Gulf News| Published: June 10, 2018
Al Ghamdi says her name and pictures were used in report on arrests in Saudi Arabia
Image Credit | Caption: Nouf Al Ghamdi – Al Riyadh
By Habib Toumi
Habib Toumi is Bahrain Bureau Chief of Gulf News, based in Manama.
Manama: A Saudi consultant has threatened to take legal action against Iranian sites and Qatar-based Al Jazeera for including her name, and for posting her picture, in reports about arrests in Saudi Arabia.
“Some sites and channels published news about the arrest of an activist called Nouf Abdul Aziz, and used my full name and my pictures. These include Qatar’s Al Jazeera and some Iranian sites,” Nouf Abdul Aziz Al Ghamdi posted on her Twitter account.
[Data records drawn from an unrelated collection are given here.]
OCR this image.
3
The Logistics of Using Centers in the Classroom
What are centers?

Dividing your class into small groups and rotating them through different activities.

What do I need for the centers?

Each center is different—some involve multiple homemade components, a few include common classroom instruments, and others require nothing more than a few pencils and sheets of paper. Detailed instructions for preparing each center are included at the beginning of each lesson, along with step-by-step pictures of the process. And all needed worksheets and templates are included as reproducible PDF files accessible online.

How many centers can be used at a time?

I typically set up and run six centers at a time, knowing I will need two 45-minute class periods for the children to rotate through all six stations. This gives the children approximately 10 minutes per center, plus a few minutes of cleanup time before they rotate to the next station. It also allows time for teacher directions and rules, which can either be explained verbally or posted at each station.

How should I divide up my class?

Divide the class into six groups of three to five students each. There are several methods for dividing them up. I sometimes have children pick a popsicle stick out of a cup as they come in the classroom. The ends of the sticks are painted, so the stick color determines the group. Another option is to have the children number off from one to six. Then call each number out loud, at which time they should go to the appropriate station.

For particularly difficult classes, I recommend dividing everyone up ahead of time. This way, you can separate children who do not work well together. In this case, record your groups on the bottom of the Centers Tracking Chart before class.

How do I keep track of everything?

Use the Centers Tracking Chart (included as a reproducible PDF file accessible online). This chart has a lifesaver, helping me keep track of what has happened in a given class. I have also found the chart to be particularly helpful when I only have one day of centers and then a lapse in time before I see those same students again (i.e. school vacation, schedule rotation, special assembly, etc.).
“Since the claims are not related to me, I will report these sites and the people involved with them to the attorney general,” said Al Ghamdi, who introduces herself as the president of the Chief Outsiders Company and a strategic management designer.
One user told her she should go through with her decision, deny the claims by the sites and the channel, and turn the situation into a public opinion case for distorting the image of Saudi women in general and harming her reputation.
“Indeed, the purpose of these media is to abuse Saudi women and exploit such news to diminish the kingdom’s great achievements and the leadership’s drive to empower women and to support their rights,” Al Ghamdi said.
Last month, Saudi Arabia announced several people had been arrested for suspicious contacts with foreign entities and offering financial support to “hostile elements overseas”, and said other suspects were being sought.
Earlier this month, the authorities said they temporarily released eight people accused of communicating with organisations opposed to the kingdom.
Nine others, five men and four women, are still detained, state news agency SPA reported on June 2.
In a statement, the public prosecutor said the detainees had admitted to the charges of communicating and cooperating with individuals and organisations opposed to the kingdom, recruiting people in sensitive positions to get information and confidential documents to hurt the country’s interests, and offering material and moral support to hostile elements abroad.
Those who were released pending further investigation were five women and three men, the statement said.
The chief of the Commission for the Promotion of Virtue and Prevention of Vice had warned against groups and individuals who “target the government’s security and stability.”